Foucault articulates a “metaphysically thin” account of agency. That is, a free subject is one whose relations with others produces a field of possibilities for acting on one’s own as well as others’ actions. That field may, of course, become severely restricted. Nonetheless, even in extremely oppressive situations, an agent retains her freedom as long as she is able in some way to resist.

Here our dialogue with Douglass and Fanon proves fruitful. Douglass, for example, was forced to live in an inhumane slave society; yet, he engaged in subversive acts, allowing him to re-narrate his subjectivity. Although Douglass’s freedom was constrained, he was not rendered completely passive. Through examining Douglass’s and Fanon’s concrete experiences of oppression, I demonstrate the empirical validity of Foucault’s theoretical analyses concerning power relations and subject-(re)formation.
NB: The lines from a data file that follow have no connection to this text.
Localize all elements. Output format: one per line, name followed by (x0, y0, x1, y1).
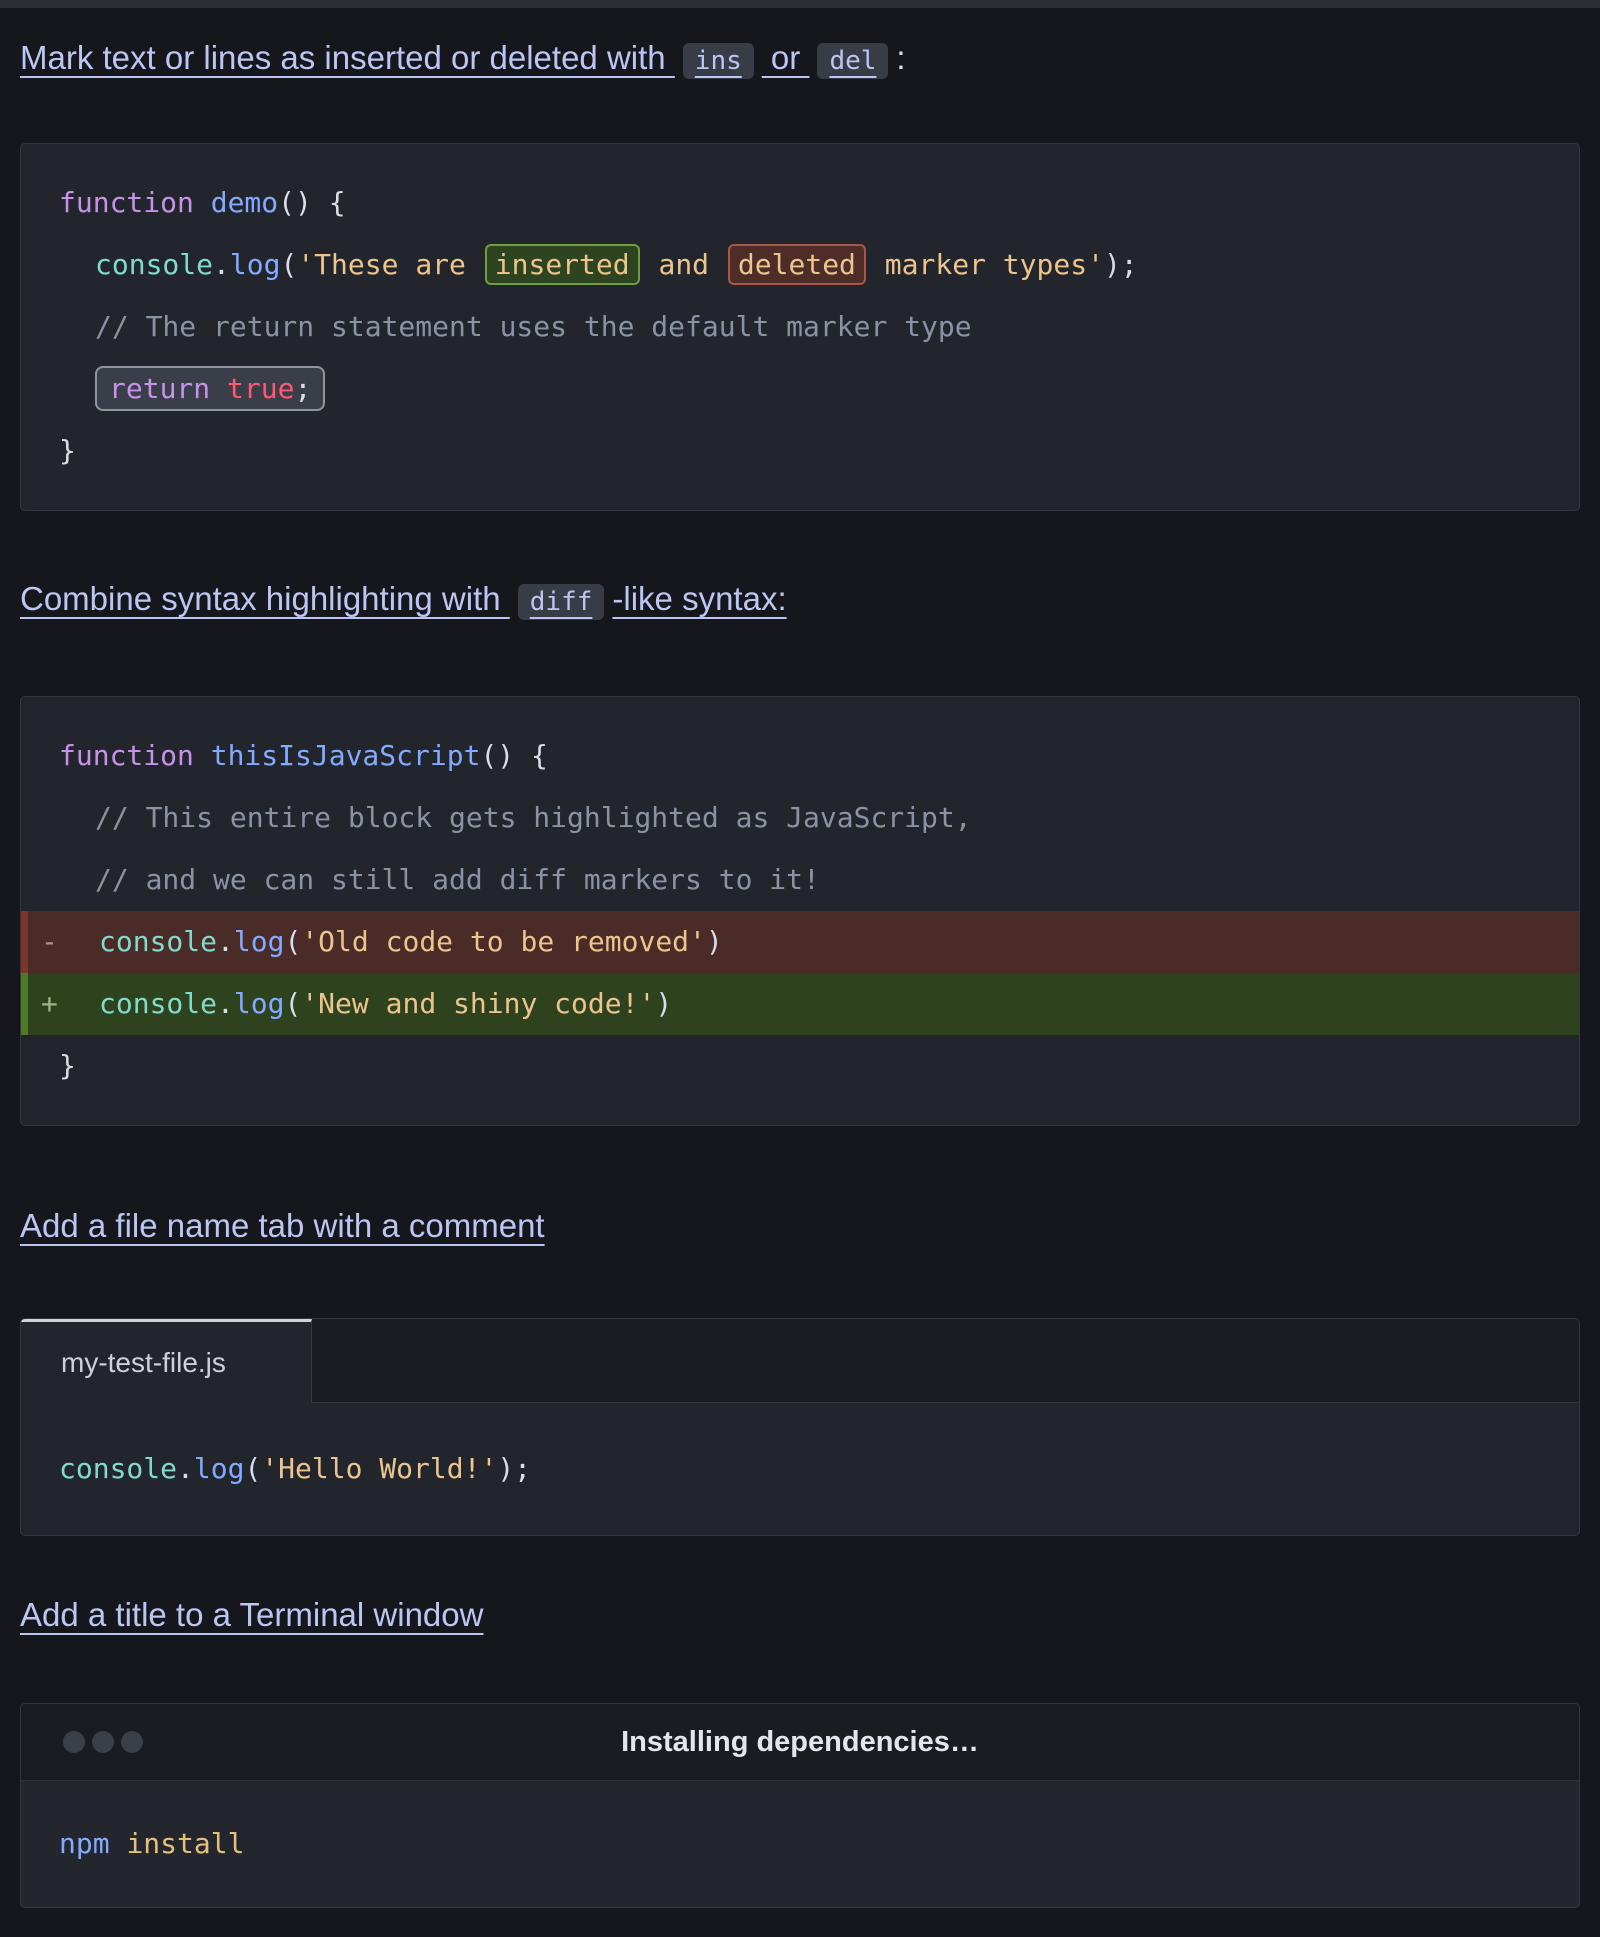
heading-text: Combine syntax highlighting with (20, 580, 510, 617)
heading-terminal-title: Add a title to a Terminal window (20, 1593, 1580, 1637)
code-line: // and we can still add diff markers to … (21, 849, 1579, 911)
punctuation-token: ); (1104, 248, 1138, 281)
code-line: // The return statement uses the default… (21, 296, 1579, 358)
doc-content: Mark text or lines as inserted or delete… (0, 36, 1600, 1908)
window-dots (63, 1731, 143, 1753)
heading-text: or (762, 39, 810, 76)
code-line: return true; (21, 358, 1579, 420)
string-token: marker types' (868, 248, 1104, 281)
code-line: function thisIsJavaScript() { (21, 725, 1579, 787)
punctuation-token: } (59, 434, 76, 467)
top-edge-strip (0, 0, 1600, 8)
heading-diff-syntax: Combine syntax highlighting with diff-li… (20, 577, 1580, 624)
object-token: console (95, 248, 213, 281)
heading-ins-del: Mark text or lines as inserted or delete… (20, 36, 1580, 83)
keyword-token: function (59, 739, 211, 772)
diff-plus-sign: + (41, 973, 58, 1035)
diff-del-line: - console.log('Old code to be removed') (21, 911, 1579, 973)
keyword-token: return (109, 372, 227, 405)
function-name-token: log (234, 987, 285, 1020)
punctuation-token: ) (655, 987, 672, 1020)
heading-colon: : (896, 39, 905, 76)
window-dot-icon (63, 1731, 85, 1753)
heading-text: -like syntax: (612, 580, 786, 617)
file-name-label: my-test-file.js (61, 1347, 226, 1379)
punctuation-token: . (217, 925, 234, 958)
diff-minus-sign: - (41, 911, 58, 973)
heading-text: Add a title to a Terminal window (20, 1596, 483, 1633)
inline-code-diff: diff (518, 584, 605, 620)
command-token: npm (59, 1827, 110, 1860)
comment-token: // and we can still add diff markers to … (95, 863, 820, 896)
string-token: and (642, 248, 726, 281)
function-name-token: demo (211, 186, 278, 219)
string-token: 'Old code to be removed' (301, 925, 706, 958)
code-line: } (21, 420, 1579, 482)
object-token: console (99, 925, 217, 958)
terminal-window: Installing dependencies… npm install (20, 1703, 1580, 1908)
heading-text: Mark text or lines as inserted or delete… (20, 39, 675, 76)
file-name-tab: my-test-file.js (21, 1319, 312, 1403)
punctuation-token: } (59, 1049, 76, 1082)
boolean-token: true (227, 372, 294, 405)
heading-diff-syntax-link[interactable]: Combine syntax highlighting with diff-li… (20, 580, 787, 617)
heading-terminal-title-link[interactable]: Add a title to a Terminal window (20, 1596, 483, 1633)
inserted-mark: inserted (485, 244, 640, 285)
code-line: // This entire block gets highlighted as… (21, 787, 1579, 849)
code-line: function demo() { (21, 172, 1579, 234)
comment-token: // This entire block gets highlighted as… (95, 801, 972, 834)
argument-token: install (126, 1827, 244, 1860)
punctuation-token: ( (244, 1452, 261, 1485)
string-token: 'These are (297, 248, 482, 281)
terminal-command-line: npm install (21, 1813, 1579, 1875)
terminal-title: Installing dependencies… (621, 1726, 979, 1759)
punctuation-token: () { (278, 186, 345, 219)
tab-bar: my-test-file.js (21, 1319, 1579, 1403)
window-dot-icon (121, 1731, 143, 1753)
punctuation-token: ); (497, 1452, 531, 1485)
diff-ins-line: + console.log('New and shiny code!') (21, 973, 1579, 1035)
punctuation-token: ) (706, 925, 723, 958)
code-line: } (21, 1035, 1579, 1097)
deleted-mark: deleted (728, 244, 866, 285)
function-name-token: log (230, 248, 281, 281)
heading-file-tab-link[interactable]: Add a file name tab with a comment (20, 1207, 545, 1244)
punctuation-token: ( (284, 987, 301, 1020)
string-token: 'Hello World!' (261, 1452, 497, 1485)
window-dot-icon (92, 1731, 114, 1753)
punctuation-token: ( (280, 248, 297, 281)
punctuation-token: . (217, 987, 234, 1020)
punctuation-token: () { (480, 739, 547, 772)
function-name-token: log (194, 1452, 245, 1485)
space-token (110, 1827, 127, 1860)
code-block-file-tab: my-test-file.js console.log('Hello World… (20, 1318, 1580, 1536)
code-block-diff: function thisIsJavaScript() { // This en… (20, 696, 1580, 1126)
heading-ins-del-link[interactable]: Mark text or lines as inserted or delete… (20, 39, 896, 76)
inline-code-del: del (817, 43, 888, 79)
code-line: console.log('Hello World!'); (21, 1438, 1579, 1500)
punctuation-token: ; (294, 372, 311, 405)
function-name-token: log (234, 925, 285, 958)
heading-text: Add a file name tab with a comment (20, 1207, 545, 1244)
heading-file-tab: Add a file name tab with a comment (20, 1204, 1580, 1248)
inline-code-ins: ins (683, 43, 754, 79)
punctuation-token: . (213, 248, 230, 281)
comment-token: // The return statement uses the default… (95, 310, 972, 343)
keyword-token: function (59, 186, 211, 219)
code-line: console.log('These are inserted and dele… (21, 234, 1579, 296)
punctuation-token: ( (284, 925, 301, 958)
string-token: 'New and shiny code!' (301, 987, 655, 1020)
code-block-marker-types: function demo() { console.log('These are… (20, 143, 1580, 511)
punctuation-token: . (177, 1452, 194, 1485)
tab-code-body: console.log('Hello World!'); (21, 1403, 1579, 1535)
default-mark: return true; (95, 366, 325, 411)
function-name-token: thisIsJavaScript (211, 739, 481, 772)
object-token: console (59, 1452, 177, 1485)
object-token: console (99, 987, 217, 1020)
terminal-header: Installing dependencies… (21, 1704, 1579, 1781)
terminal-body: npm install (21, 1781, 1579, 1907)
Unlike Foucault, Douglass and Fanon were forthright concerning their moral evaluations. That is, they condemned as intrinsically evil the practice of slavery and colonization. Foucault’s reticence to make transcultural moral judgments signals a weakness in his account not unrelated to his reticence to affirm universal structures of human being. Consequently, Foucault’s anthropology and “ontologically minimalist” view of agency creates an obstacle for our modern and premodern dialogue partners.

I then turn to Augustine whose critique of Roman narratives, awareness of social conditioning, and processive view of the self exhibit striking similarities to Foucault’s reflections. However, Augustine’s ambiguous position regarding agency coupled with his (strong) doctrine of sin is, for Foucault, unpalatable. Enter Scotus. Scotus’s notion of agency affirms the power for opposite acts, and his “thick” account of the will and freedom establishes a basis for transcultural, moral critique. Scotus thus serves as a via media, facilitating constructive dialogue with (post)modern thinkers evincing emancipatory concerns and attunement to social construction.